Let’s start by leaving out lines that have no content at
all. There’s a special constant for the empty string; we saw it earlier:
String.Empty
. Let’s see what happens if
we use the code in Example 10-75, which
writes the line to the console only if it is not equal to String.Empty
.
Example 10-75. Detecting empty strings
foreach (string line in strings) { if (line != String.Empty) { output.AppendLine(line); } else { System.Diagnostics.Debug.WriteLine("Found a blank line"); } }
You might be wondering exactly how string comparisons are
performed. Some languages base string comparison on object identity so
that "Abc"
is not equal to a different
string object that also contains "Abc"
.
(That may seem weird, but in one sense it’s consistent: comparing
reference types always means asking “do these two variables refer to the
same thing?”) But in C#, when you have distinct string objects, it
performs a “character-like” comparison between strings, so any two strings
containing the same sequence of characters are equal. This is different
from how most reference types work, but by treating strings as a special
case, the result is closer to what most people would expect. (Or at least
to what most people who hadn’t already become accustomed to the oddities
of another language might expect.)
Because not all languages use by-value string comparison, the .NET
Framework supports the by-identity style too. Consequently, you get
by-value comparison only if the C# compiler knows it’s dealing with
strings. If you store two strings in variables of type object
, the C# compiler loses track of the
fact that they are strings, so if you compare these variables with the
==
operator, it doesn’t
know it should provide the string-specific by-value comparison, and will
instead do the default by-identity comparison you get for most reference
types.
For the sake of working out what is going on, we’re also writing a message to the debug output each time we find a blank line.

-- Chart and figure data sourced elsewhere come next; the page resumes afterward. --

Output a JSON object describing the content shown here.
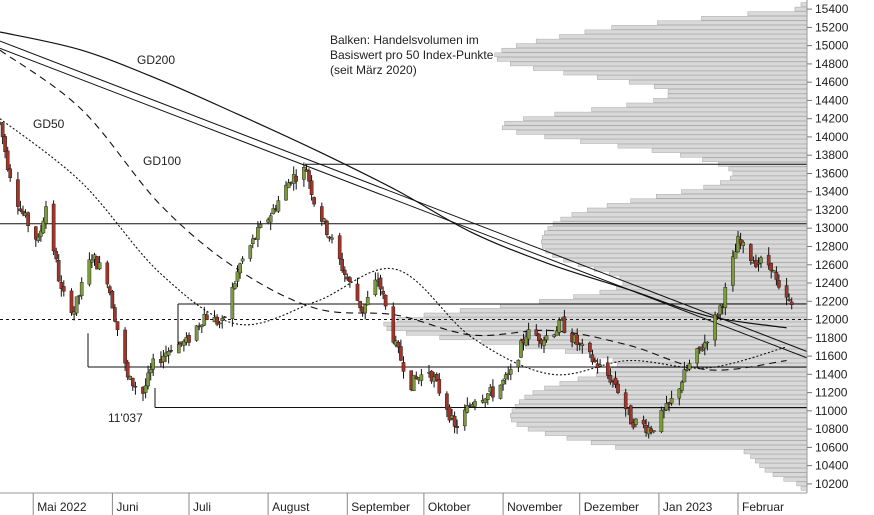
{
  "chart_data": {
    "type": "candlestick",
    "title": "",
    "xlabel": "",
    "ylabel": "",
    "ylim": [
      10100,
      15500
    ],
    "y_ticks": [
      10200,
      10400,
      10600,
      10800,
      11000,
      11200,
      11400,
      11600,
      11800,
      12000,
      12200,
      12400,
      12600,
      12800,
      13000,
      13200,
      13400,
      13600,
      13800,
      14000,
      14200,
      14400,
      14600,
      14800,
      15000,
      15200,
      15400
    ],
    "y_tick_labels": [
      "10200",
      "10400",
      "10600",
      "10800",
      "11000",
      "11200",
      "11400",
      "11600",
      "11800",
      "12000",
      "12200",
      "12400",
      "12600",
      "12800",
      "13000",
      "13200",
      "13400",
      "13600",
      "13800",
      "14000",
      "14200",
      "14400",
      "14600",
      "14800",
      "15000",
      "15200",
      "15400"
    ],
    "x_range": [
      "2022-04-18",
      "2023-02-28"
    ],
    "x_ticks": [
      {
        "label": "Mai 2022",
        "date": "2022-05-01"
      },
      {
        "label": "Juni",
        "date": "2022-06-01"
      },
      {
        "label": "Juli",
        "date": "2022-07-01"
      },
      {
        "label": "August",
        "date": "2022-08-01"
      },
      {
        "label": "September",
        "date": "2022-09-01"
      },
      {
        "label": "Oktober",
        "date": "2022-10-01"
      },
      {
        "label": "November",
        "date": "2022-11-01"
      },
      {
        "label": "Dezember",
        "date": "2022-12-01"
      },
      {
        "label": "Jan 2023",
        "date": "2023-01-01"
      },
      {
        "label": "Februar",
        "date": "2023-02-01"
      }
    ],
    "annotations": {
      "volume_note": [
        "Balken: Handelsvolumen im",
        "Basiswert pro 50 Index-Punkte",
        "(seit März 2020)"
      ],
      "ma_labels": [
        "GD200",
        "GD50",
        "GD100"
      ],
      "low_label": "11'037"
    },
    "horizontal_levels": [
      13700,
      13050,
      12170,
      11480,
      11037
    ],
    "dashed_level": 12000,
    "moving_averages": [
      {
        "name": "GD200",
        "x": [
          "2022-04-18",
          "2022-05-20",
          "2022-06-20",
          "2022-07-20",
          "2022-08-20",
          "2022-09-20",
          "2022-10-20",
          "2022-11-20",
          "2022-12-20",
          "2023-01-20",
          "2023-02-20"
        ],
        "values": [
          15150,
          14950,
          14620,
          14250,
          13850,
          13420,
          12950,
          12600,
          12330,
          12040,
          11910
        ]
      },
      {
        "name": "GD100",
        "x": [
          "2022-04-18",
          "2022-05-20",
          "2022-06-20",
          "2022-07-20",
          "2022-08-20",
          "2022-09-20",
          "2022-10-20",
          "2022-11-20",
          "2022-12-20",
          "2023-01-20",
          "2023-02-20"
        ],
        "values": [
          14950,
          14300,
          13250,
          12550,
          12120,
          12050,
          11830,
          11880,
          11720,
          11450,
          11550
        ]
      },
      {
        "name": "GD50",
        "x": [
          "2022-04-18",
          "2022-05-20",
          "2022-06-20",
          "2022-07-20",
          "2022-08-20",
          "2022-09-20",
          "2022-10-20",
          "2022-11-20",
          "2022-12-20",
          "2023-01-20",
          "2023-02-20"
        ],
        "values": [
          14200,
          13500,
          12500,
          11950,
          12200,
          12550,
          11800,
          11400,
          11550,
          11470,
          11700
        ]
      }
    ],
    "trendlines": [
      {
        "name": "downtrend-1",
        "x": [
          "2022-04-18",
          "2023-02-28"
        ],
        "values": [
          14970,
          11580
        ]
      },
      {
        "name": "downtrend-2",
        "x": [
          "2022-04-18",
          "2023-02-28"
        ],
        "values": [
          15050,
          11650
        ]
      }
    ],
    "ohlc_path": {
      "x": [
        "2022-04-18",
        "2022-04-21",
        "2022-04-26",
        "2022-05-03",
        "2022-05-06",
        "2022-05-12",
        "2022-05-17",
        "2022-05-24",
        "2022-05-30",
        "2022-06-07",
        "2022-06-13",
        "2022-06-17",
        "2022-06-24",
        "2022-06-30",
        "2022-07-07",
        "2022-07-14",
        "2022-07-21",
        "2022-07-28",
        "2022-08-03",
        "2022-08-10",
        "2022-08-16",
        "2022-08-19",
        "2022-08-26",
        "2022-08-31",
        "2022-09-07",
        "2022-09-13",
        "2022-09-20",
        "2022-09-26",
        "2022-10-03",
        "2022-10-10",
        "2022-10-13",
        "2022-10-21",
        "2022-10-28",
        "2022-11-04",
        "2022-11-10",
        "2022-11-17",
        "2022-11-24",
        "2022-12-01",
        "2022-12-08",
        "2022-12-15",
        "2022-12-21",
        "2022-12-29",
        "2023-01-05",
        "2023-01-12",
        "2023-01-19",
        "2023-01-26",
        "2023-02-01",
        "2023-02-07",
        "2023-02-14",
        "2023-02-17",
        "2023-02-22"
      ],
      "values": [
        14150,
        13700,
        13200,
        12850,
        13250,
        12300,
        12100,
        12700,
        12450,
        11350,
        11200,
        11500,
        11700,
        11750,
        12050,
        11950,
        12600,
        12950,
        13200,
        13550,
        13650,
        13300,
        12850,
        12500,
        12100,
        12450,
        11700,
        11300,
        11450,
        11050,
        10800,
        11150,
        11200,
        11400,
        11850,
        11800,
        11950,
        11700,
        11500,
        11300,
        10900,
        10800,
        11050,
        11450,
        11750,
        12200,
        12850,
        12650,
        12600,
        12300,
        12150
      ]
    },
    "volume_profile_note": "horizontal bars: trading volume per 50 index points"
  }
}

If we build and run, the output to the console looks like this:
To be, or not to be--that is the question: Whether 'tis nobelr in the mind to suffer, The slings and arrows of outrageous fortune , Or to take arms against a sea of troubles, And by opposing end them.
The debug output indicates that the code found and removed eight blank lines. (If you can’t see the Output panel in Visual Studio, you can show it with the View→Output menu item. Ensure that the “Show output from” drop down has Debug selected.) But apparently it missed some, judging by the output.
So which are the eight “blank” lines—that is, the lines that are the
equivalent of String.Empty
? If you
single-step through the debugger, you’ll see that they are the ones that
look like ""
and String.Empty
.
The ones that contain just whitespace account for some of
the remaining blanks in the output. While visibly blank, these are clearly
not “empty”—they contain whitespace characters. We’ll deal with that in a
minute. The other line that looks “empty” but isn’t is the null
string.
As we said earlier, strings are reference types. There is,
therefore, a considerable difference between a null reference to a string,
and an empty string, as far as the .NET runtime is concerned. However, a
lot of applications don’t care about this distinction, so it can sometimes
be useful to treat a null string in much the same way as an empty string. The
String
class offers a static method
that lets us test for nullness-or-emptiness with a single call, which
Example 10-76 uses.
Example 10-76. Testing for either blank or null
foreach (string line in strings)
{
if (!String.IsNullOrEmpty(line))
{
output.AppendLine(line);
}
else
{
System.Diagnostics.Debug.WriteLine("Found a blank line");
}
}
Notice we have to use the !
operator, as the static method returns true
if the string is null
or empty. Our output is now stripped of “blank” lines except the one that
contains just whitespace. If you check the debug output panel, you’ll see
that nine lines have been ignored:
To be, or not to be--that is the question: Whether 'tis nobelr in the mind to suffer, The slings and arrows of outrageous fortune , Or to take arms against a sea of troubles, And by opposing end them.
So, what can we do about that remaining blank line at the start? We can deal with this by stripping out spurious whitespace, and then looking to see whether anything is left. Not only will this fix our blank-line problem, but it will also remove any whitespace that the user has left at the start and end of the line.